Sur les frais liés au litige :
8. Il y a lieu, dans les circonstances de l’espèce, de mettre à la charge de l’Etat, partie perdante dans la présente instance, le versement à M. Z de la somme de 1 000 euros au titre de l’article L. 761-1 du code de justice administrative.
DECIDE :
Article 1er : L’arrêté du 23 mars 2023 du préfet de la Seine-Saint-Denis est annulé.
Article 2 : Il est enjoint au préfet de la Seine-Saint-Denis, ou au préfet territorialement compétent, de délivrer à M. Z un titre de séjour dans le délai de deux mois à compter de la notification du présent jugement.
Article 3 : L’Etat versera la somme de 1 000 (mille) euros à M. Z, sur le fondement de l’article L. 761-1 du code de justice administrative.
Article 4 : Le surplus des conclusions est rejeté.
Article 5 : Le présent jugement sera notifié à M. X Z et au préfet de la Seine-Saint- Denis.

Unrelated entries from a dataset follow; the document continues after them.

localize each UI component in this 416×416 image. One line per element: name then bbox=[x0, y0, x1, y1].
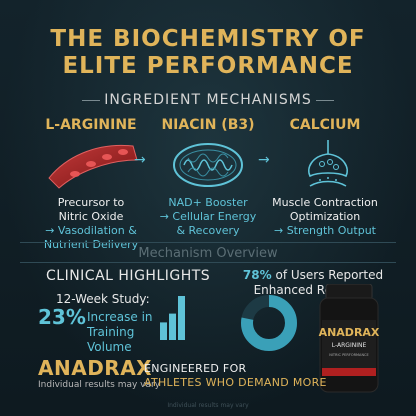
disclaimer: Individual results may vary bbox=[38, 380, 161, 390]
clinical-heading: CLINICAL HIGHLIGHTS bbox=[46, 268, 211, 284]
desc-line: Optimization bbox=[289, 210, 361, 223]
users-stat-line: 78% of Users Reported bbox=[228, 268, 398, 283]
bottle-small: NITRIC PERFORMANCE bbox=[329, 353, 368, 357]
bottle-sub: L-ARGININE bbox=[332, 342, 367, 349]
ingredient-desc-l-arginine: Precursor to Nitric Oxide bbox=[26, 196, 156, 224]
effect-line: Nutrient Delivery bbox=[43, 238, 139, 251]
volume-bar bbox=[178, 296, 185, 340]
arrow-icon: → bbox=[134, 152, 146, 168]
ingredient-effect-calcium: → Strength Output bbox=[273, 224, 376, 237]
bottle-brand: ANADRAX bbox=[319, 326, 380, 339]
product-bottle-image: ANADRAX L-ARGININE NITRIC PERFORMANCE bbox=[319, 284, 380, 393]
heading-rule-right bbox=[315, 99, 334, 101]
watermark: Individual results may vary bbox=[167, 402, 249, 409]
tagline-line-1: ENGINEERED FOR bbox=[144, 362, 247, 375]
synapse-icon bbox=[308, 140, 348, 187]
section-divider bbox=[20, 242, 396, 243]
users-percent: 78% bbox=[242, 268, 272, 282]
study-label: 12-Week Study: bbox=[56, 292, 150, 306]
title-line-2: ELITE PERFORMANCE bbox=[62, 53, 354, 79]
percent-text-line: Increase in bbox=[87, 310, 153, 324]
percent-text-line: Training Volume bbox=[87, 325, 135, 354]
recovery-donut-chart bbox=[241, 295, 297, 351]
clinical-percent: 23% bbox=[38, 305, 86, 329]
ingredient-name-l-arginine: L-ARGININE bbox=[45, 117, 137, 133]
volume-bar bbox=[160, 322, 167, 340]
tagline: ENGINEERED FOR ATHLETES WHO DEMAND MORE bbox=[144, 362, 327, 390]
ingredient-name-calcium: CALCIUM bbox=[289, 117, 361, 133]
ingredient-desc-niacin: NAD+ Booster → Cellular Energy & Recover… bbox=[143, 196, 273, 238]
section-heading-text: INGREDIENT MECHANISMS bbox=[104, 92, 312, 108]
title-line-1: THE BIOCHEMISTRY OF bbox=[50, 26, 366, 52]
desc-line: Precursor to bbox=[57, 196, 125, 209]
desc-line: NAD+ Booster bbox=[168, 196, 248, 209]
desc-line: → Cellular Energy bbox=[159, 210, 257, 223]
ingredient-effect-l-arginine: → Vasodilation & Nutrient Delivery bbox=[26, 224, 156, 252]
section-heading: INGREDIENT MECHANISMS bbox=[0, 92, 416, 108]
footer-brand: ANADRAX bbox=[38, 356, 153, 380]
page-title: THE BIOCHEMISTRY OF ELITE PERFORMANCE bbox=[0, 26, 416, 80]
users-text: of Users Reported bbox=[275, 268, 384, 282]
effect-line: → Vasodilation & bbox=[45, 224, 137, 237]
blood-vessel-icon bbox=[48, 144, 138, 189]
training-volume-bar-chart bbox=[160, 296, 185, 340]
tagline-line-2: ATHLETES WHO DEMAND MORE bbox=[144, 376, 327, 389]
section-divider bbox=[20, 262, 396, 263]
desc-line: Muscle Contraction bbox=[272, 196, 378, 209]
donut-segment bbox=[241, 295, 297, 351]
mitochondria-icon bbox=[173, 143, 243, 187]
desc-line: Nitric Oxide bbox=[58, 210, 124, 223]
users-stat: 78% of Users Reported Enhanced Recovery bbox=[228, 268, 398, 298]
ingredient-desc-calcium: Muscle Contraction Optimization bbox=[260, 196, 390, 224]
volume-bar bbox=[169, 313, 176, 340]
mechanism-overview-label: Mechanism Overview bbox=[138, 246, 278, 261]
ingredient-name-niacin: NIACIN (B3) bbox=[161, 117, 255, 133]
effect-line: & Recovery bbox=[176, 224, 240, 237]
clinical-percent-text: Increase in Training Volume bbox=[87, 310, 177, 355]
arrow-icon: → bbox=[258, 152, 270, 168]
heading-rule-left bbox=[82, 99, 101, 101]
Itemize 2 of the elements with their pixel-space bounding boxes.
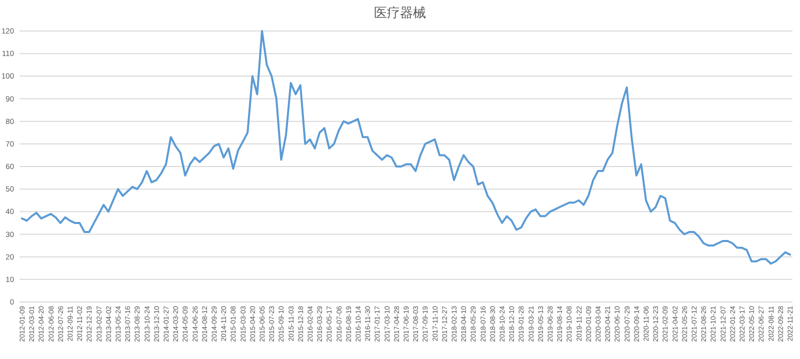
line-series <box>21 30 791 265</box>
chart-title: 医疗器械 <box>374 6 426 21</box>
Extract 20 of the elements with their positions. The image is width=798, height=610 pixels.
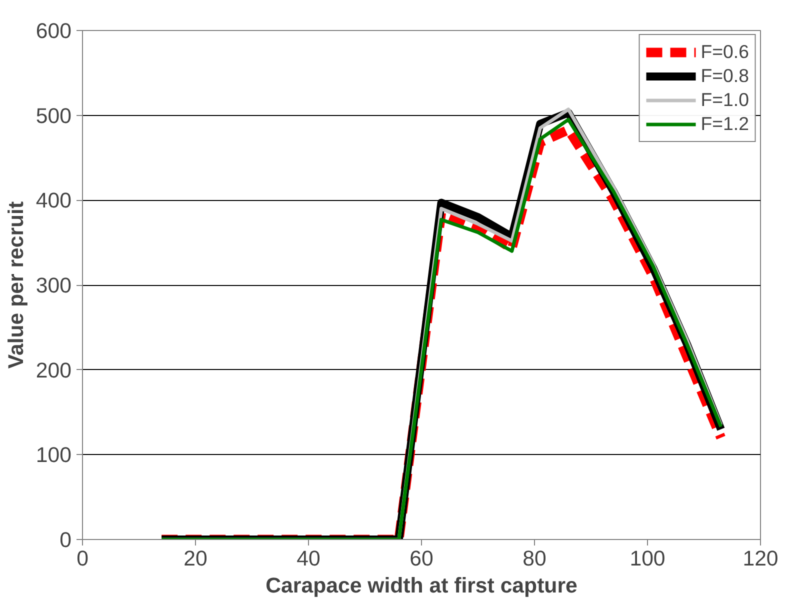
x-tick-label: 120: [742, 546, 778, 570]
x-tick-label: 20: [184, 546, 208, 570]
y-tick-label: 300: [36, 274, 72, 298]
y-tick-label: 600: [36, 19, 72, 43]
legend-label: F=0.8: [700, 65, 749, 87]
y-tick-label: 100: [36, 443, 72, 468]
x-tick-label: 40: [296, 546, 320, 570]
legend-label: F=0.6: [700, 41, 749, 63]
y-tick-label: 400: [36, 188, 72, 213]
y-axis-title: Value per recruit: [4, 201, 28, 369]
y-tick-label: 200: [36, 358, 72, 382]
x-tick-label: 80: [522, 546, 546, 570]
legend-label: F=1.2: [700, 113, 749, 135]
y-tick-label: 500: [36, 104, 72, 128]
x-axis-title: Carapace width at first capture: [266, 574, 578, 598]
legend-label: F=1.0: [700, 89, 749, 111]
x-tick-label: 60: [410, 546, 434, 570]
y-tick-label: 0: [60, 528, 72, 552]
x-tick-label: 0: [76, 546, 89, 570]
x-tick-label: 100: [630, 546, 666, 570]
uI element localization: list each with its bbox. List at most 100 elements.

Délibéré après l’audience du 16 octobre 2023, à laquelle siégeaient :
M. AA, président-rapporteur, M. Laforêt, premier conseiller, Mme Hardy, conseillère.
Rendu public par mise à disposition au greffe le 6 novembre 2023.
Le président-rapporteur, Le premier assesseur,
A. AA E. Laforêt
La greffière,
I. Dad
La République mande et ordonne au préfet de la Seine-Saint-Denis en ce qui le concerne et à tous commissaires de justice à ce requis en ce qui concerne les voies de droit commun, contre les parties privées, de pourvoir à l’exécution de la présente décision.